Пастернак был захвачен Маяковским и его судьбой, хотя он часто высказывался о нем критически. В отличие от Маяковского Пастернак определил свою собственную точку зрения. Вопрос стоял не только о поэтическом стиле, выбором между метафорой и метонимией, согласно Якобсону, но и о неприкосновенности поэзии и поэта. Как мы уже видели, для Пастернака важно соотношение между поэзией и жизнью, взаимодействие личного и общественного. В Маяковском он видел поэта, пожертвовавшего — буквально — своей жизнью, чтобы она стала легендой, обнаженной перед обществом.
Зрелищное понимание биографии было свойственно моему времени. Я эту концепцию разделял со всеми. Я расставался с ней в той еще стадии, когда она была необязательно мягка у символистов, героизма не предполагала и кровью еще не пахла. И, во-первых, я освобождался от нее бессознательно, отказываясь от романтических приемов, которым она служила основаньем. Во-вторых, я и сознательно избегал ее, как блеска, мне неподходящего, потому что, ограничив себя ремеслом, я боялся всякой поэтизации, которая поставила бы меня в ложное и несоответственное положенье (Пастернак IV: 228).
В следующей цитате Пастернак говорит об отношениях между государством и Маяковским:
В своей осязательной необычайности оно чем-то напоминало покойного.
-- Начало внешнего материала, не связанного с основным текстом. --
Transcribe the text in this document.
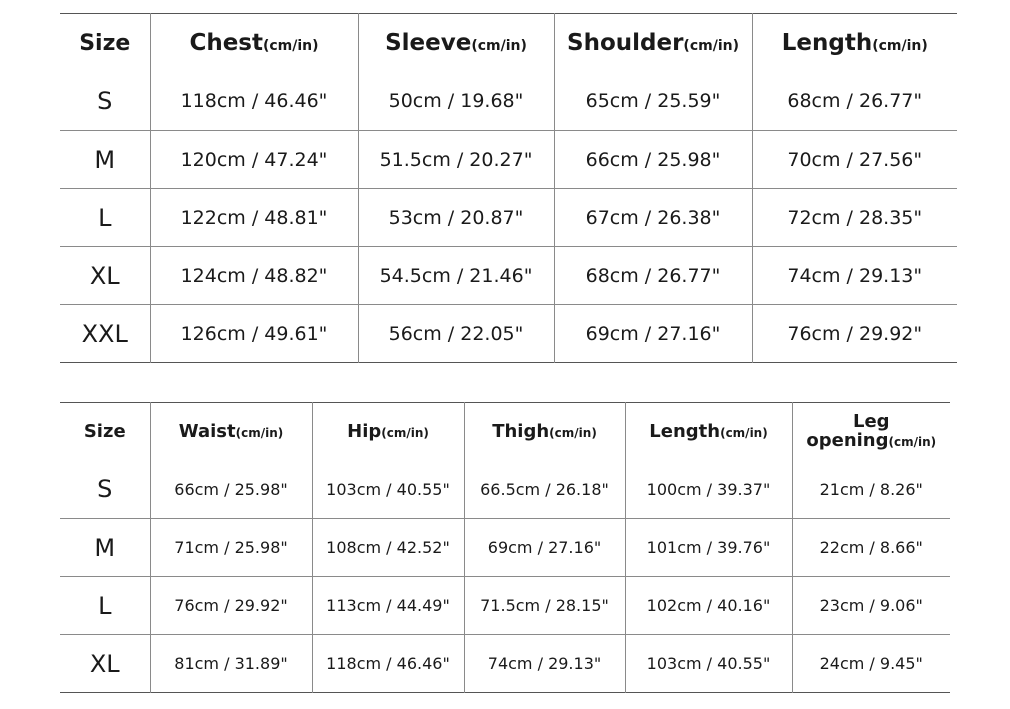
Size	Chest(cm/in)	Sleeve(cm/in)	Shoulder(cm/in)	Length(cm/in)
S	118cm / 46.46"	50cm / 19.68"	65cm / 25.59"	68cm / 26.77"
M	120cm / 47.24"	51.5cm / 20.27"	66cm / 25.98"	70cm / 27.56"
L	122cm / 48.81"	53cm / 20.87"	67cm / 26.38"	72cm / 28.35"
XL	124cm / 48.82"	54.5cm / 21.46"	68cm / 26.77"	74cm / 29.13"
XXL	126cm / 49.61"	56cm / 22.05"	69cm / 27.16"	76cm / 29.92"
Size	Waist(cm/in)	Hip(cm/in)	Thigh(cm/in)	Length(cm/in)	Leg
opening(cm/in)

S	66cm / 25.98"	103cm / 40.55"	66.5cm / 26.18"	100cm / 39.37"	21cm / 8.26"
M	71cm / 25.98"	108cm / 42.52"	69cm / 27.16"	101cm / 39.76"	22cm / 8.66"
L	76cm / 29.92"	113cm / 44.49"	71.5cm / 28.15"	102cm / 40.16"	23cm / 9.06"
XL	81cm / 31.89"	118cm / 46.46"	74cm / 29.13"	103cm / 40.55"	24cm / 9.45"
Связь между обоими была так разительна, что они могли показаться близнецами. И тогда я с той же необязательностью подумал, что этот человек был, собственно, этому гражданству единственным гражданином. Остальные боролись, жертвовали жизнью и созидали или же терпели и недоумевали, но все равно были туземцами истекшей эпохи и, несмотря на разницу, родными по ней земляками. И только у этого новизна времен была климатически в крови. Весь он был странен странностями эпохи, наполовину еще неосуществленными (Пастернак IV: 239).
Отношения между Пастернаком и Маяковским, как об этом рассказывает сам Пастернак, являются чрезвычайно важными для интерпретации истории русской интеллигенции после революции.
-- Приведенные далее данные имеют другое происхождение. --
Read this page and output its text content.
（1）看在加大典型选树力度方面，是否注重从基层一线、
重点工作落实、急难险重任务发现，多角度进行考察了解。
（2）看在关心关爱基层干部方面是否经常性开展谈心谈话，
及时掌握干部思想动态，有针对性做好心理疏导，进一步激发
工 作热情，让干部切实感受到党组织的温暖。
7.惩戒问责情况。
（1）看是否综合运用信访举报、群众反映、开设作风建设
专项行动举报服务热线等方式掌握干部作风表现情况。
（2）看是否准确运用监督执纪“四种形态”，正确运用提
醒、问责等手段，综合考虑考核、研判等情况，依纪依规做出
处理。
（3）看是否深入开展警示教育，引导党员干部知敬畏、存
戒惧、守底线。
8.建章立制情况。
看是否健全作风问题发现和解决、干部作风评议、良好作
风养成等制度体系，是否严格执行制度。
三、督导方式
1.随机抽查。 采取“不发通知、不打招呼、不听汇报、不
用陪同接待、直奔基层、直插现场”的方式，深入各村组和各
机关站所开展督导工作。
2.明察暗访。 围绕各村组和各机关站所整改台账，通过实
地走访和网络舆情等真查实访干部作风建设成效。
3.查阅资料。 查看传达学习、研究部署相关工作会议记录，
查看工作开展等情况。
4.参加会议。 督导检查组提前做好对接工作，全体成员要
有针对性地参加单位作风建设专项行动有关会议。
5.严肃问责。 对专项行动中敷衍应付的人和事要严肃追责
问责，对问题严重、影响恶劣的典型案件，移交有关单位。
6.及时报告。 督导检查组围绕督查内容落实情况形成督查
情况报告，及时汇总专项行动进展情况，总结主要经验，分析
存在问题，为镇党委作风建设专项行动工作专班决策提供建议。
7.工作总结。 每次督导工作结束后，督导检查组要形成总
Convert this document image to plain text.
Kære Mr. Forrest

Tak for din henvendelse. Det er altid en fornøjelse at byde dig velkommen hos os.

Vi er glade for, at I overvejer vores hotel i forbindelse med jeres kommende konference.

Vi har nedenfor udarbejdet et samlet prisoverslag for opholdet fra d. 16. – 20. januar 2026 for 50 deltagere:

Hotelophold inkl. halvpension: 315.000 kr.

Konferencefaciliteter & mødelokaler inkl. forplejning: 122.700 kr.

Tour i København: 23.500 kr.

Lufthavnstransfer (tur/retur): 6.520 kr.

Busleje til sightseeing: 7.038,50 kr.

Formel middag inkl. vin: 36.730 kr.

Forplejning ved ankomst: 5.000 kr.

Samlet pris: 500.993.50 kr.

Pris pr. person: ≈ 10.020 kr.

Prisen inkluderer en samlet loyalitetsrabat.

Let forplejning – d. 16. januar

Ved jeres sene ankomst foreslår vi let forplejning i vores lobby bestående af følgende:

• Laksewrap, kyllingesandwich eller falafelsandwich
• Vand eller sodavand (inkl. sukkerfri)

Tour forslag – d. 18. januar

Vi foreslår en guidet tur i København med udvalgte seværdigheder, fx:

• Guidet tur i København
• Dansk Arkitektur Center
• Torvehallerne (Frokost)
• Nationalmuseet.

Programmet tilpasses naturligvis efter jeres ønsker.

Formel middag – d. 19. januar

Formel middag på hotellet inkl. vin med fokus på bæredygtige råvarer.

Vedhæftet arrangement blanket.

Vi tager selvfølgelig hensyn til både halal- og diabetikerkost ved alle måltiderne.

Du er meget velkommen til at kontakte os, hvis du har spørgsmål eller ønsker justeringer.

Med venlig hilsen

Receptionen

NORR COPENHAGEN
Борьба с сектантством, с групповым каноном наиболее последовательна и очевидна именно в творчестве Пастернака — ведь прежде всего в языке человек выражает свою самостоятельность и внутреннюю цельность, или, наоборот, — свою принадлежность к секте.
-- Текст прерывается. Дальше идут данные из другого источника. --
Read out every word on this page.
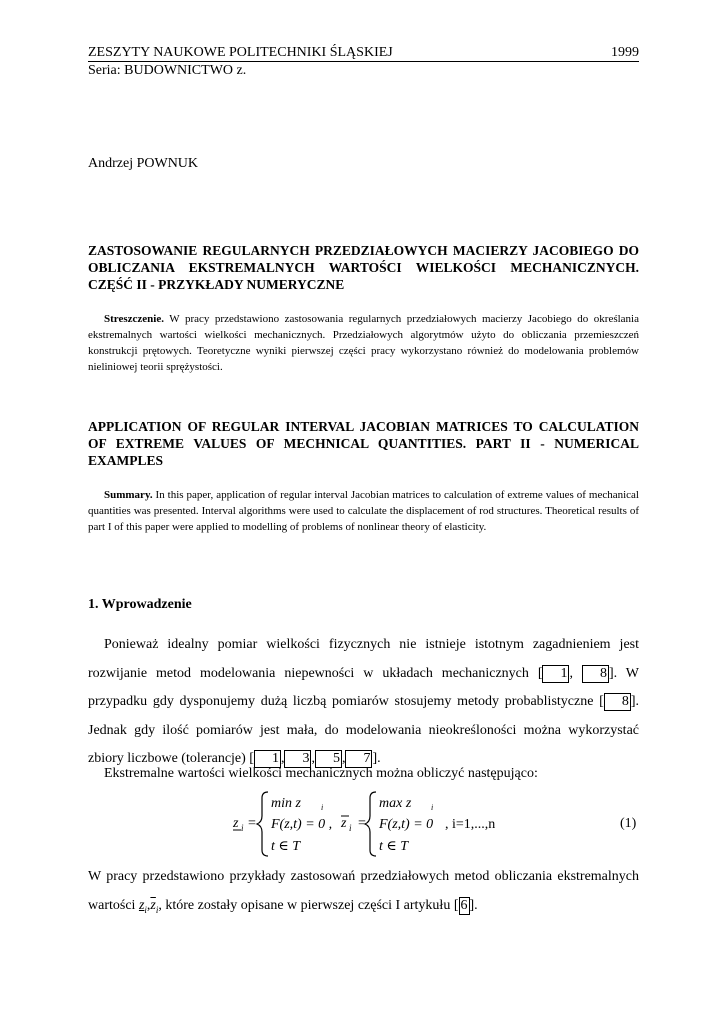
ZESZYTY NAUKOWE POLITECHNIKI ŚLĄSKIEJ	1999
Seria: BUDOWNICTWO z.
Andrzej POWNUK
ZASTOSOWANIE REGULARNYCH PRZEDZIAŁOWYCH MACIERZY JACOBIEGO DO OBLICZANIA EKSTREMALNYCH WARTOŚCI WIELKOŚCI MECHANICZNYCH. CZĘŚĆ II - PRZYKŁADY NUMERYCZNE
Streszczenie. W pracy przedstawiono zastosowania regularnych przedziałowych macierzy Jacobiego do określania ekstremalnych wartości wielkości mechanicznych. Przedziałowych algorytmów użyto do obliczania przemieszczeń konstrukcji prętowych. Teoretyczne wyniki pierwszej części pracy wykorzystano również do modelowania problemów nieliniowej teorii sprężystości.
APPLICATION OF REGULAR INTERVAL JACOBIAN MATRICES TO CALCULATION OF EXTREME VALUES OF MECHNICAL QUANTITIES. PART II - NUMERICAL EXAMPLES
Summary. In this paper, application of regular interval Jacobian matrices to calculation of extreme values of mechanical quantities was presented. Interval algorithms were used to calculate the displacement of rod structures. Theoretical results of part I of this paper were applied to modelling of problems of nonlinear theory of elasticity.
1. Wprowadzenie
Ponieważ idealny pomiar wielkości fizycznych nie istnieje istotnym zagadnieniem jest rozwijanie metod modelowania niepewności w układach mechanicznych [ 1 , 8 ]. W przypadku gdy dysponujemy dużą liczbą pomiarów stosujemy metody probablistyczne [ 8 ]. Jednak gdy ilość pomiarów jest mała, do modelowania nieokreśloności można wykorzystać zbiory liczbowe (tolerancje) [ 1 , 3 , 5 , 7 ].
Ekstremalne wartości wielkości mechanicznych można obliczyć następująco:
z i =
min z	i
F(z,t) = 0 ,
t ∈ T
z i =
max z i
F(z,t) = 0 , i=1,...,n
t ∈ T
(1)
W pracy przedstawiono przykłady zastosowań przedziałowych metod obliczania ekstremalnych wartości $z_i,\overline{z}_i$, które zostały opisane w pierwszej części I artykułu [ 6 ].
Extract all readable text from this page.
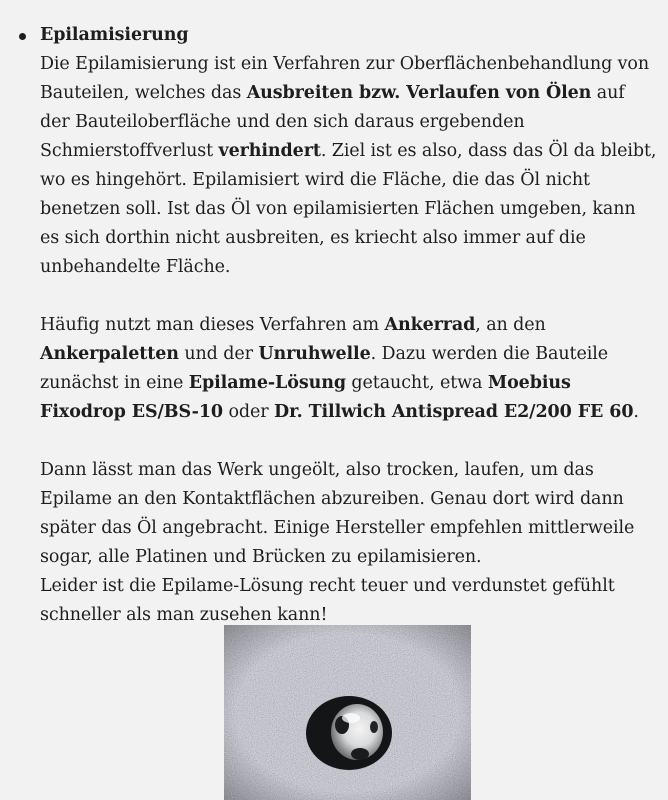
Epilamisierung

Die Epilamisierung ist ein Verfahren zur Oberflächenbehandlung von Bauteilen, welches das Ausbreiten bzw. Verlaufen von Ölen auf der Bauteiloberfläche und den sich daraus ergebenden Schmierstoffverlust verhindert. Ziel ist es also, dass das Öl da bleibt, wo es hingehört. Epilamisiert wird die Fläche, die das Öl nicht benetzen soll. Ist das Öl von epilamisierten Flächen umgeben, kann es sich dorthin nicht ausbreiten, es kriecht also immer auf die unbehandelte Fläche.

Häufig nutzt man dieses Verfahren am Ankerrad, an den Ankerpaletten und der Unruhwelle. Dazu werden die Bauteile zunächst in eine Epilame-Lösung getaucht, etwa Moebius Fixodrop ES/BS-10 oder Dr. Tillwich Antispread E2/200 FE 60.

Dann lässt man das Werk ungeölt, also trocken, laufen, um das Epilame an den Kontaktflächen abzureiben. Genau dort wird dann später das Öl angebracht. Einige Hersteller empfehlen mittlerweile sogar, alle Platinen und Brücken zu epilamisieren.
Leider ist die Epilame-Lösung recht teuer und verdunstet gefühlt schneller als man zusehen kann!
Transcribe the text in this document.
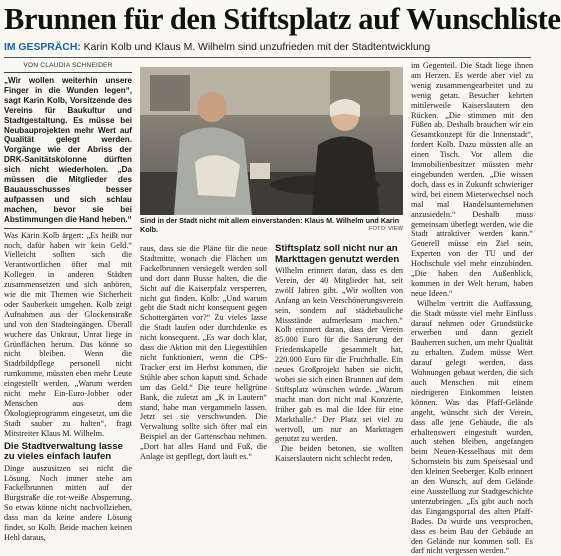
Brunnen für den Stiftsplatz auf Wunschliste
IM GESPRÄCH: Karin Kolb und Klaus M. Wilhelm sind unzufrieden mit der Stadtentwicklung
VON CLAUDIA SCHNEIDER
„Wir wollen weiterhin unsere Finger in die Wunden legen“, sagt Karin Kolb, Vorsitzende des Vereins für Baukultur und Stadtgestaltung. Es müsse bei Neubauprojekten mehr Wert auf Qualität gelegt werden. Vorgänge wie der Abriss der DRK-Sanitätskolonne dürften sich nicht wiederholen. „Da müssen die Mitglieder des Bauausschusses besser aufpassen und sich schlau machen, bevor sie bei Abstimmungen die Hand heben.“

Was Karin Kolb ärgert: „Es heißt nur noch, dafür haben wir kein Geld.“ Vielleicht sollten sich die Verantwortlichen öfter mal mit Kollegen in anderen Städten zusammensetzen und sich anhören, wie die mit Themen wie Sicherheit oder Sauberkeit umgehen. Kolb zeigt Aufnahmen aus der Glockenstraße und von den Stadteingängen. Überall wuchere das Unkraut, Unrat liege in Grünflächen herum. Das könne so nicht bleiben. Wenn die Stadtbildpflege personell nicht rumkomme, müssten eben mehr Leute eingestellt werden. „Warum werden nicht mehr Ein-Euro-Jobber oder Menschen aus dem Ökologieprogramm eingesetzt, um die Stadt sauber zu halten“, fragt Mitstreiter Klaus M. Wilhelm.

Die Stadtverwaltung lasse zu vieles einfach laufen

Dinge auszusitzen sei nicht die Lösung. Noch immer stehe am Fackelbrunnen mitten auf der Burgstraße die rot-weiße Absperrung. So etwas könne nicht nachvollziehen, dass man da keine andere Lösung findet, so Kolb. Beide machen keinen Hehl daraus,

Sind in der Stadt nicht mit allem einverstanden: Klaus M. Wilhelm und Karin Kolb.	FOTO: VIEW

raus, dass sie die Pläne für die neue Stadtmitte, wonach die Flächen um Fackelbrunnen versiegelt werden soll und dort dann Busse halten, die die Sicht auf die Kaiserpfalz versperren, nicht gut finden. Kolb: „Und warum geht die Stadt nicht konsequent gegen Schottergärten vor?“ Zu vieles lasse die Stadt laufen oder durchdenke es nicht konsequent. „Es war doch klar, dass die Aktion mit den Liegestühlen nicht funktioniert, wenn die CPS-Tracker erst im Herbst kommen, die Stühle aber schon kaputt sind. Schade um das Geld.“ Die teure hellgrüne Bank, die zuletzt am „K in Lautern“ stand, habe man vergammeln lassen. Jetzt sei sie verschwunden. Die Verwaltung sollte sich öfter mal ein Beispiel an der Gartenschau nehmen. „Dort hat alles Hand und Fuß, die Anlage ist gepflegt, dort läuft es.“

Stiftsplatz soll nicht nur an Markttagen genutzt werden

Wilhelm erinnert daran, dass es den Verein, der 40 Mitglieder hat, seit zwölf Jahren gibt. „Wir wollten von Anfang an kein Verschönerungsverein sein, sondern auf städtebauliche Missstände aufmerksam machen.“ Kolb erinnert daran, dass der Verein 85.000 Euro für die Sanierung der Friedenskapelle gesammelt hat, 220.000 Euro für die Fruchthalle. Ein neues Großprojekt haben sie nicht, wobei sie sich einen Brunnen auf dem Stiftsplatz wünschen würde. „Warum macht man dort nicht mal Konzerte, früher gab es mal die Idee für eine Markthalle.“ Der Platz sei viel zu wertvoll, um nur an Markttagen genutzt zu werden.

Die beiden betonen, sie wollten Kaiserslautern nicht schlecht reden,

im Gegenteil. Die Stadt liege ihnen am Herzen. Es werde aber viel zu wenig zusammengearbeitet und zu wenig getan. Besucher kehrten mittlerweile Kaiserslautern den Rücken. „Die stimmen mit den Füßen ab. Deshalb brauchen wir ein Gesamtkonzept für die Innenstadt“, fordert Kolb. Dazu müssten alle an einen Tisch. Vor allem die Immobilienbesitzer müssten mehr eingebunden werden. „Die wissen doch, dass es in Zukunft schwieriger wird, bei einem Mieterwechsel noch mal mal Handelsunternehmen anzusiedeln.“ Deshalb muss gemeinsam überlegt werden, wie die Stadt attraktiver werden kann.“ Generell müsse ein Ziel sein, Experten von der TU und der Hochschule viel mehr einzubinden. „Die haben den Außenblick, kommen in der Welt herum, haben neue Ideen.“

Wilhelm vertritt die Auffassung, die Stadt müsste viel mehr Einfluss darauf nehmen oder Grundstücke erwerben und dann gezielt Bauherren suchen, um mehr Qualität zu erhalten. Zudem müsse Wert darauf gelegt werden, dass Wohnungen gebaut werden, die sich auch Menschen mit einem niedrigeren Einkommen leisten können. Was das Pfaff-Gelände angeht, wünscht sich der Verein, dass alle jene Gebäude, die als erhaltenswert eingestuft wurden, auch stehen bleiben, angefangen beim Neuen-Kesselhaus mit dem Schornstein bis zum Speisesaal und den kleinen Seeberger. Kolb erinnert an den Wunsch, auf dem Gelände eine Ausstellung zur Stadtgeschichte unterzubringen. „Es gibt auch noch das Eingangsportal des alten Pfaff-Bades. Da wurde uns versprochen, dass es beim Bau der Gebäude an den Gelände nur kommen soll. Es darf nicht vergessen werden.“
Я заканчиваю последней цитатой из «Охранной грамоты». Эта цитата свидетельствует о глубоком диалогическом отношении Пастернака к поэзии и жизни. В этой мысли могли бы найти общее как русская интеллигенция, так и западные интеллектуалы:
Я понял, что, к примеру, Библия есть не столько книга с твердым текстом, сколько записная тетрадь человечества, и что таково все вековечное. Что оно жизненно не тогда, когда оно обязательно, а когда оно восприимчиво ко всем уподоблениям, которыми на него озираются исходящие века. Я понял, что история культуры есть цепь уравнений в образах, попарно связывающих очередное неизвестное с известным, причем этим известным, постоянным для всего ряда, является легенда, заложенная в основание традиции, неизвестным же, каждый раз новым — актуальный момент текущей культуры (Пастернак IV: 208).
Список литературы
Пастернак 1-1У - Пастернак Б. Собрание сочинений в пяти томах М «Художественная литература», 1989-1992. Тт. 1-1V
Евг.Пастернак. Материалы для биографии. М.: «Советский писатель», 1989.
Barnes 1989 — Barnes C. Boris Pasternak. A Literary Biography. Cambridge: Cambridge Univ. Press, 1989.
Fleishman 1990 — Fleishman L. Boris Pasternak. The Poet and his Politics. Cambridge Mass.: Harvard Univ. Press, 1990.
Read 1979 - Read C. Religion, Revolution and the Russian Intelligentsia 1900-1912. The Vekhi Debate and its Intellectual Background. London: Macmillan Press, 1979.
Said 1994 - Said Edward W. Representations of the Intellectual. The 1993 Reith Lectures. 1994.